Niemiecki dziennik pisze o spotkaniu Olafa Schoza z generalnym inspektorem Bundeswehry Eberhardem Zornem, do którego miało dojść w tym tygodniu. Według gazety, tematem ich rozmowy była propozycja stworzenia tarczy antyrakietowej.
"Niemiecki rząd myśli o zakupie izraelskiego systemu Arrow-3 nazywanego 'żelazną kopułą'" - czytamy. Tarcza miałaby zostać sfinansowana ze specjalnego funduszu na inwestycje i projekty zbrojeniowe o wartości 100 mld euro, który został utworzony po rosyjskiej agresji na Ukrainę. Koszt "żelaznej kopuły" wynosi dwa miliardy euro.

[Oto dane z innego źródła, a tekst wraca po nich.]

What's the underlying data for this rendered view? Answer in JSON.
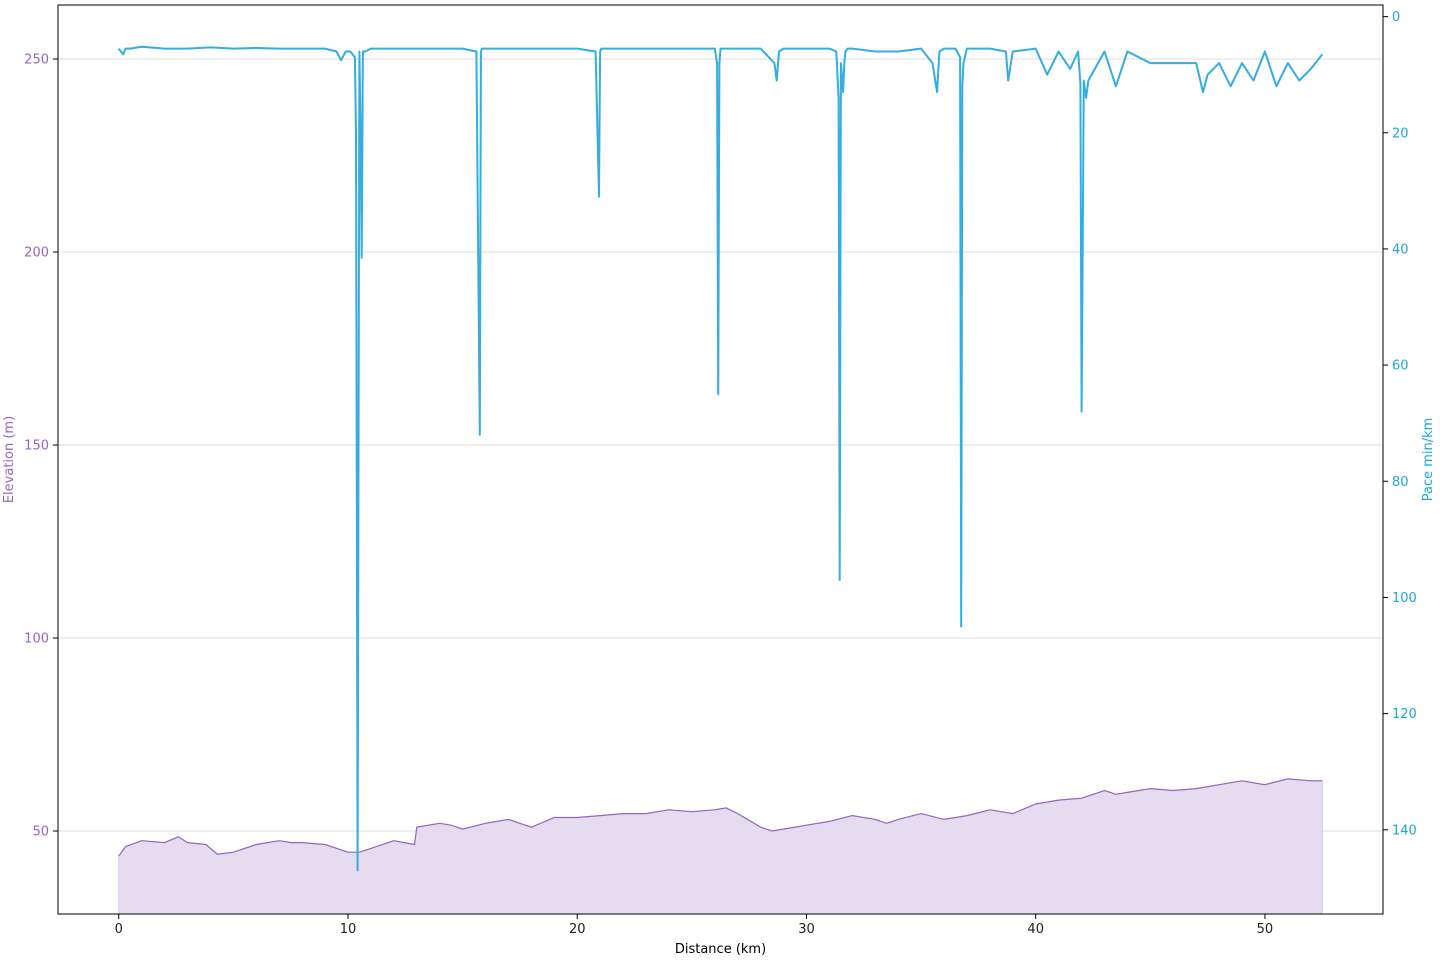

Ostateczna decyzja ws. zakupu tarczy jeszcze nie zapadła. Jak jednak podkreśla "Bild am Sonntag", inicjatywa ta ma poparcie największego spośród członków koalicji rządzącej, SPD. Zdaniem polityka tej partii, Andreasa Schwarza, taki zakup pozwoliłby Niemcom odgrywać kluczową rolę dla bezpieczeństwa Europy.
Gazeta wskazuje, że składające się na izraelski system antyrakietowy radary są tak silne, że z ich ochrony mogłyby skorzystać także inne państwa. Wymieniono tu Polskę, Rumunię oraz Kraje Bałtyckie, które musiałyby zaopatrzyć się jedynie w rakiety Arrow-3.
Jeśli niemiecki rząd zdecyduje się na ten ruch, system mógłby być uruchomiony w 2025 roku.